人の数だけ人生があり人の数だけ苦労がある。

ということは同じ数だけ楽しみもあるはずである。

死を目の前にした人もいる、偉そうに物は言えぬが、死んだほうがましだと思うことはこれまで何度かあった。

なぜこんなことを書くのか、人はみな生きていくために生まれ、生きているからだ。

さらっと、あんたの文章いいね、と言われるのがいいし、言われたい。

なんとなく元気の湧く文章、その時だけでも嫌なことが忘れることの出来る文章を書きたい。

あいつがまた愚痴をこぼしてるとか、なんか言うとる、でもなんだかおもしろいねと通過していってもらいたい。

そんな文章が書けたらいいと思っている。

いろいろあるよ、それが生きている証拠だよ。

だから今日も元気に頑張ろう!


いつもの松山市公式俳句投稿サイト『俳句ポスト365』への投稿文章である。

二年ほど前の兼題『うらうら』、春の季語である。

この『うらうら』も私の記憶の引き出しを引いたのである。


◆今週のオススメ「小随筆」 お便りというよりは、超短い随筆の味わい。
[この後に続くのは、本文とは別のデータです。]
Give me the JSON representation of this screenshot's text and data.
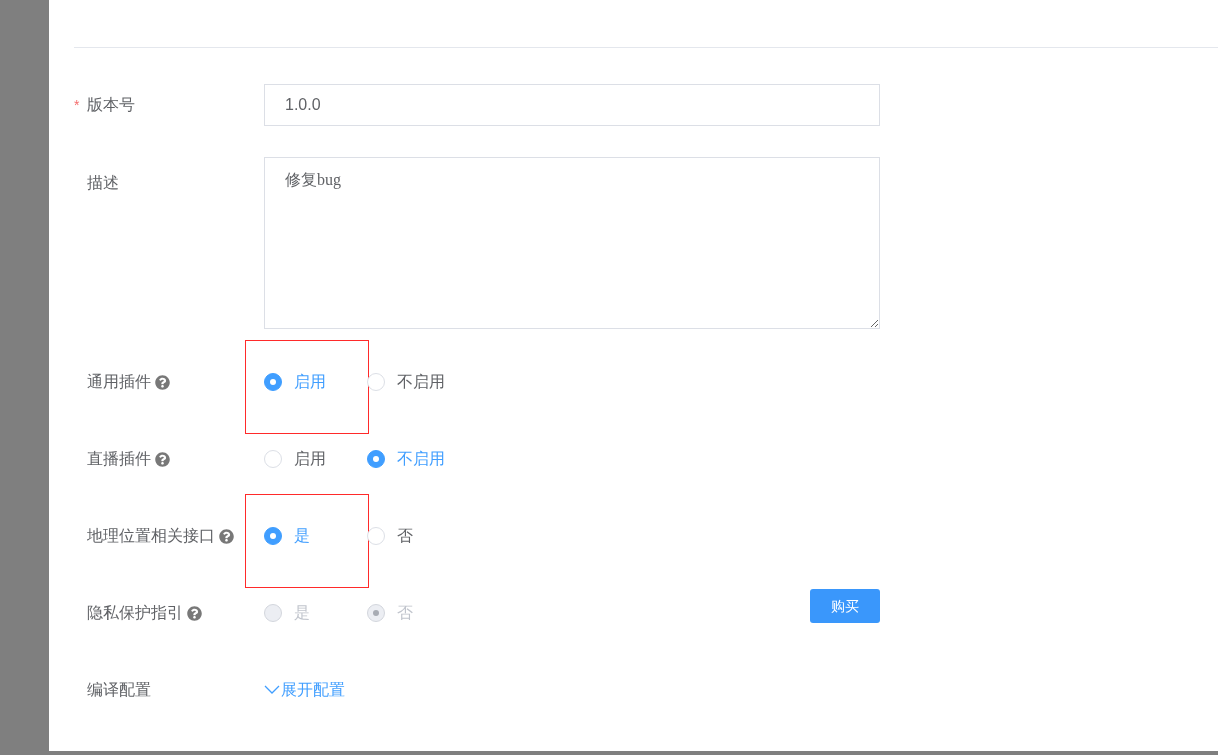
{
  "form": {
    "fields": [
      {
        "kind": "input",
        "label": "版本号",
        "required_mark": "*",
        "value": "1.0.0"
      },
      {
        "kind": "textarea",
        "label": "描述",
        "value": "修复bug"
      },
      {
        "kind": "radio",
        "label": "通用插件",
        "help": true,
        "disabled": false,
        "options": [
          {
            "label": "启用",
            "selected": true,
            "annotated": true
          },
          {
            "label": "不启用",
            "selected": false,
            "annotated": false
          }
        ]
      },
      {
        "kind": "radio",
        "label": "直播插件",
        "help": true,
        "disabled": false,
        "options": [
          {
            "label": "启用",
            "selected": false,
            "annotated": false
          },
          {
            "label": "不启用",
            "selected": true,
            "annotated": false
          }
        ]
      },
      {
        "kind": "radio",
        "label": "地理位置相关接口",
        "help": true,
        "disabled": false,
        "options": [
          {
            "label": "是",
            "selected": true,
            "annotated": true
          },
          {
            "label": "否",
            "selected": false,
            "annotated": false
          }
        ]
      },
      {
        "kind": "radio",
        "label": "隐私保护指引",
        "help": true,
        "disabled": true,
        "options": [
          {
            "label": "是",
            "selected": false,
            "annotated": false
          },
          {
            "label": "否",
            "selected": true,
            "annotated": false
          }
        ],
        "button": "购买"
      },
      {
        "kind": "link",
        "label": "编译配置",
        "link": "展开配置"
      }
    ]
  }
}
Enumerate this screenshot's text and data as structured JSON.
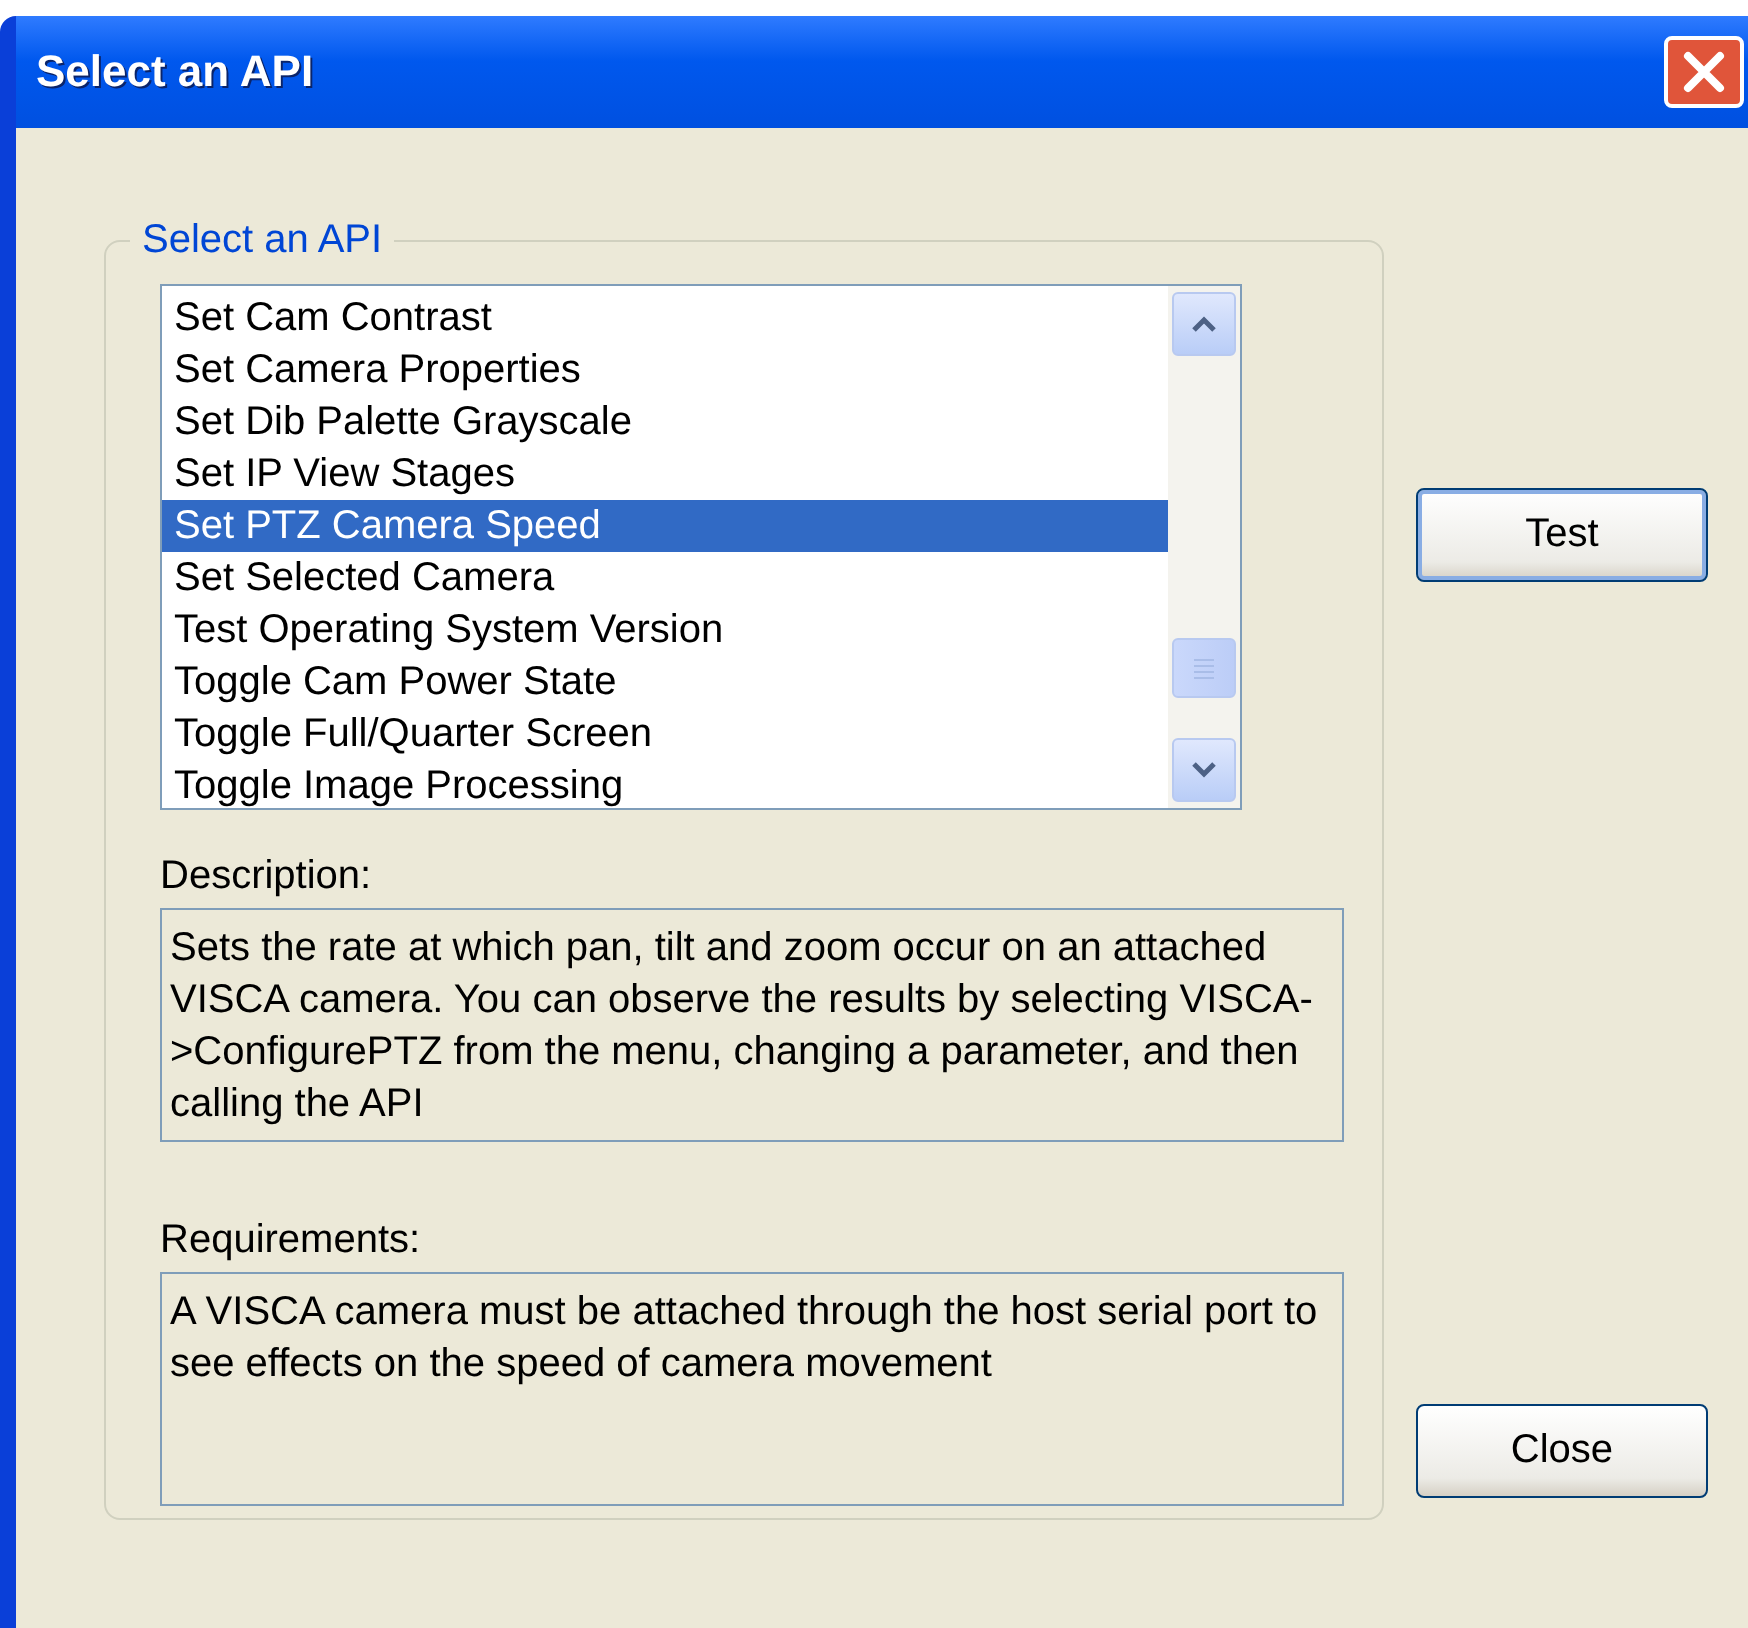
{
  "window": {
    "title": "Select an API"
  },
  "group": {
    "label": "Select an API"
  },
  "api_list": {
    "items": [
      {
        "label": "Set Cam Contrast",
        "selected": false
      },
      {
        "label": "Set Camera Properties",
        "selected": false
      },
      {
        "label": "Set Dib Palette Grayscale",
        "selected": false
      },
      {
        "label": "Set IP View Stages",
        "selected": false
      },
      {
        "label": "Set PTZ Camera Speed",
        "selected": true
      },
      {
        "label": "Set Selected Camera",
        "selected": false
      },
      {
        "label": "Test Operating System Version",
        "selected": false
      },
      {
        "label": "Toggle Cam Power State",
        "selected": false
      },
      {
        "label": "Toggle Full/Quarter Screen",
        "selected": false
      },
      {
        "label": "Toggle Image Processing",
        "selected": false
      }
    ]
  },
  "description": {
    "label": "Description:",
    "text": "Sets the rate at which pan, tilt and zoom occur on an attached VISCA camera. You can observe the results by selecting VISCA->ConfigurePTZ from the menu, changing a parameter, and then calling the API"
  },
  "requirements": {
    "label": "Requirements:",
    "text": "A VISCA camera must be attached through the host serial port to see effects on the speed of camera movement"
  },
  "buttons": [
    {
      "label": "Test",
      "kind": "default"
    },
    {
      "label": "Close",
      "kind": "normal"
    }
  ]
}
人生が見えてくる、お人柄が見えてくる~♪

誰にでもなんでもないようなことが心に残ることがある。

 もう10年も経つだろうか、父との静岡へ向かう道中でのことである。 静岡市内の兄の主治医のもとへは豊川から自動車で二時間ほどの距離であった。

 東名高速沿の木々の緑は新緑で眩いばかりに光り、暖かな日差しは車内に冷房を入れさせること無く窓を少しだけ開けさせた。 

うららかな陽気の春だったのである。

 なにかが始まるような予感をさせるのが春のうららかさであろうが私にはそうでない事が分かっていた。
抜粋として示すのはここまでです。